What are you hoping to play? Country strumming and playing the melody on Christmas carol arrangements work best on different guitars. 

j


----------



## Greg Ellis (Oct 1, 2007)

I don't think you need to spend anywhere near $600 to find a good quality starter guitar. 

Yamaha makes some of the very best in this category. They have a knack for eliminating money-wasting bling to focus on good quality at an affordable price, and have some very nice instruments in the $200-250 range that play very well and sound great too.

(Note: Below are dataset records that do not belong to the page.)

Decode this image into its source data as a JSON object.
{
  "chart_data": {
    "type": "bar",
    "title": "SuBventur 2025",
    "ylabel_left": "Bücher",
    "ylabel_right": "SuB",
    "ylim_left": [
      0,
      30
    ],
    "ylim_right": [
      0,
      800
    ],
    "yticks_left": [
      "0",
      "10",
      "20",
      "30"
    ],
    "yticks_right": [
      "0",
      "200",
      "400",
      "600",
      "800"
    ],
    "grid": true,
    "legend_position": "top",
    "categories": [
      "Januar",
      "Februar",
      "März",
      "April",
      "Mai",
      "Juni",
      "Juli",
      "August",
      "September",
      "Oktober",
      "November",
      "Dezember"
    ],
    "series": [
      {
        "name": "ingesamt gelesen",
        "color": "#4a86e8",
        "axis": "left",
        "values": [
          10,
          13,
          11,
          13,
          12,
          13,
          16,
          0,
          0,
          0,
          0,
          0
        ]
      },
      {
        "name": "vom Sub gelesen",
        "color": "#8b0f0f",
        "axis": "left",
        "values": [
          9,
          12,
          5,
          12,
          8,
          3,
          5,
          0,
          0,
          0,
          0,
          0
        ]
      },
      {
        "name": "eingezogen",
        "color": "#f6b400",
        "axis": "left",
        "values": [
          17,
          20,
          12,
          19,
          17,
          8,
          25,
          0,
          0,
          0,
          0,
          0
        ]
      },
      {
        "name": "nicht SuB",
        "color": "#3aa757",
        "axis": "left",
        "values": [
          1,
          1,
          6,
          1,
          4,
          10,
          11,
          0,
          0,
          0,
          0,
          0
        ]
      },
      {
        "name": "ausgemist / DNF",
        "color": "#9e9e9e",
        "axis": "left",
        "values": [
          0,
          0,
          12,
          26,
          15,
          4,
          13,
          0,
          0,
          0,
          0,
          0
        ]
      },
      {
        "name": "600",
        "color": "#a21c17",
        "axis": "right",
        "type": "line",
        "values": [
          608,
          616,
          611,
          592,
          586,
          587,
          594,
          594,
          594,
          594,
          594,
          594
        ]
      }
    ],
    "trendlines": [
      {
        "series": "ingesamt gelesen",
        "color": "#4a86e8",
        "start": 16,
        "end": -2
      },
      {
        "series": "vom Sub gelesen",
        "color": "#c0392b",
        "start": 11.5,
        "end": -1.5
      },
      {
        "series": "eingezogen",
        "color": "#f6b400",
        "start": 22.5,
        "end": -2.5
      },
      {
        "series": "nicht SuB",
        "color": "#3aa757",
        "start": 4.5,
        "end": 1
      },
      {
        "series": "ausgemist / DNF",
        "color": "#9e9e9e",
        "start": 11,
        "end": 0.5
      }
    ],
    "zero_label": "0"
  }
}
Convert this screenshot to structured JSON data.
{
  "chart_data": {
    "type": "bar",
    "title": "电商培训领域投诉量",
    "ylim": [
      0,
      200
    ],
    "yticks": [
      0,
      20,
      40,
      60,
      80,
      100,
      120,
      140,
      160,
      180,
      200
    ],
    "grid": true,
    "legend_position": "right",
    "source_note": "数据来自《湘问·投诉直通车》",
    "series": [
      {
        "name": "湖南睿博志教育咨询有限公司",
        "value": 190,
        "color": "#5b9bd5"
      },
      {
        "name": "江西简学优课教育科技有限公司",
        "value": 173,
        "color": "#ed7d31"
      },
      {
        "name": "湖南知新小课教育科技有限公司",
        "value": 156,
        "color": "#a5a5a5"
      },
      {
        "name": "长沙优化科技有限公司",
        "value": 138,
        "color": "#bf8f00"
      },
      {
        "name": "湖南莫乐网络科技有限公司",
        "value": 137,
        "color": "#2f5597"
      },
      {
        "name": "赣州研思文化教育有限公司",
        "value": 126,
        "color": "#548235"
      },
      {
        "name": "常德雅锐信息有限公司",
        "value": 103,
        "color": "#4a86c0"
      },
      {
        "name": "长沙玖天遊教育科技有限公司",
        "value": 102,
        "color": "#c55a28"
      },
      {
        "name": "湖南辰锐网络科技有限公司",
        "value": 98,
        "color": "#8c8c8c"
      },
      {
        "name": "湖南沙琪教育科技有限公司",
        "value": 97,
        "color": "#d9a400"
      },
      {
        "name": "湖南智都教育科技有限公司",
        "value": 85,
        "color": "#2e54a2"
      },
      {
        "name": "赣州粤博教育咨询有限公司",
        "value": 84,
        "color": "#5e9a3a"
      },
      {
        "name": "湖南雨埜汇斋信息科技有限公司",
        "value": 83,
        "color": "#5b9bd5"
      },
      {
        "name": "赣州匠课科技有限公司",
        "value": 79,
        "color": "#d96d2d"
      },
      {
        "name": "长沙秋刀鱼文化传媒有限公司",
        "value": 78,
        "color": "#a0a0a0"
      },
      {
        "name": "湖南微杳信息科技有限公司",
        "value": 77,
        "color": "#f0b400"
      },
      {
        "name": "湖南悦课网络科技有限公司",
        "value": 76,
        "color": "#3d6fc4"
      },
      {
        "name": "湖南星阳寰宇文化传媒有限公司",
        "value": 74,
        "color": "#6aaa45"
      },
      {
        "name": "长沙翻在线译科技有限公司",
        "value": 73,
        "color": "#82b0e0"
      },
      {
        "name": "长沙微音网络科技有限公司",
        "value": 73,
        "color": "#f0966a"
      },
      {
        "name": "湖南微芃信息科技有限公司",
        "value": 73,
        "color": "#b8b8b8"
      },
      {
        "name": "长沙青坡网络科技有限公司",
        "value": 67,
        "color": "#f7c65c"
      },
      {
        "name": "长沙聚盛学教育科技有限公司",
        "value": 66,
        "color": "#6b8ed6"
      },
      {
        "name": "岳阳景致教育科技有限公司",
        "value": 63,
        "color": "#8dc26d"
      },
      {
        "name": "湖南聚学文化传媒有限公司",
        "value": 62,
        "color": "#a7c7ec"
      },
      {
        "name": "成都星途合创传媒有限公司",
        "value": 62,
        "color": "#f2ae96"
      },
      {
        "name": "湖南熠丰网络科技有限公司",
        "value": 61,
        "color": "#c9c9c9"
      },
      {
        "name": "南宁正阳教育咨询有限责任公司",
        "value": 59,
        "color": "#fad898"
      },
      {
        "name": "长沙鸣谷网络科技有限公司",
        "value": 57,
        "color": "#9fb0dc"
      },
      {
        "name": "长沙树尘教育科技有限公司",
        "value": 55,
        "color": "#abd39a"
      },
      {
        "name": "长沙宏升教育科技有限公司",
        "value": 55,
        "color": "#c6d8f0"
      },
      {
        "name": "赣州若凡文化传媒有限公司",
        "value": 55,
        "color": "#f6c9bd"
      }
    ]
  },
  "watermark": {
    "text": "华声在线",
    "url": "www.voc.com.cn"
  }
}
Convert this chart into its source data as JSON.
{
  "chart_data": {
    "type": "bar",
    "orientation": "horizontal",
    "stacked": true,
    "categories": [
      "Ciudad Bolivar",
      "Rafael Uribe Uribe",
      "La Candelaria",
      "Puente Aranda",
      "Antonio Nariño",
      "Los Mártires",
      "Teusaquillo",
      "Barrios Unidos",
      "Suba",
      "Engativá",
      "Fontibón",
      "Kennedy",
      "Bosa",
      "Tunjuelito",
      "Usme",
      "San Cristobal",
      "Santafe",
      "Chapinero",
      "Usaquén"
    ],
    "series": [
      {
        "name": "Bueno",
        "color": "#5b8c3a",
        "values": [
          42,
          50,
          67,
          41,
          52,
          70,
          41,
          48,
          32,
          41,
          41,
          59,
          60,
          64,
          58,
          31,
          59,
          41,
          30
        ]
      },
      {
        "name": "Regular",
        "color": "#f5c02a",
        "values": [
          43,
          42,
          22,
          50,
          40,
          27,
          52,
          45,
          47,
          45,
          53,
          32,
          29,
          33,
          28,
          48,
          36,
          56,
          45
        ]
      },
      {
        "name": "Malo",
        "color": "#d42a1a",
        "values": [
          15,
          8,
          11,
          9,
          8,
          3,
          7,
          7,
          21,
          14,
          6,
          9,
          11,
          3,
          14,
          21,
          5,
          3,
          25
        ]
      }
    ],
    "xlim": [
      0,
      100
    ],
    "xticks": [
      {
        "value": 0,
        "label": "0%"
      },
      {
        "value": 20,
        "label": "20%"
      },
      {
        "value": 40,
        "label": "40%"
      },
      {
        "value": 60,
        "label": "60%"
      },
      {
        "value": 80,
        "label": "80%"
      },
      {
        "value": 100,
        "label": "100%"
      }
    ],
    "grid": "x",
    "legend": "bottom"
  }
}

If you know anyone who has played acoustic guitar for some years, it might be helpful to take them with you to the store and help you evaluate the available models that fit into your price range.


----------



## Stephenlouis (Jun 24, 2019)

A guitar has to be pretty bad ( and they are out there) to be the root cause of playability issues. Neck preference is a personal choice, I have very slim Ovations to very fat Ryoji's. I would go to your local big-box guitar store like L&M and try a bunch to get an idea of what your hand likes. Your budget will get you a very nice guitar, Everyones recommends above I agree with too, and you can not go wrong with a solid top Yamaha.


----------



## Steadfastly (Nov 14, 2008)

Just one more suggestion. If you find a new guitar you like, you might want to check if there are some used ones in your area. A lot of used guitars are in mint shape for 1/2 the price of a new one. If you are interested in saving a few hundred, it would be worth a look. A guitar a few years older will sound better than a new one as well.


----------



## Cardamonfrost (Dec 12, 2018)

Any cheap Yamaha, laminate top (super important for a beginner) with a good setup. 150$ guitar, 50$ setup. Light or med light strings. Quality gig bag.

The top and bag are important - winter lessons, campfires, school use, etc.
C


----------



## brucew (Dec 30, 2017)

cboutilier said:


> This. Or a Yamaha F series.


This or a tanglewood twr dce /similar. That or a nice yamaha can be had brand new for 300 bucks. Have one of each, play them all the time.

While not as popular a nice used ovation can be found in pawn shops for very reasonable and they play beautifully imo.


----------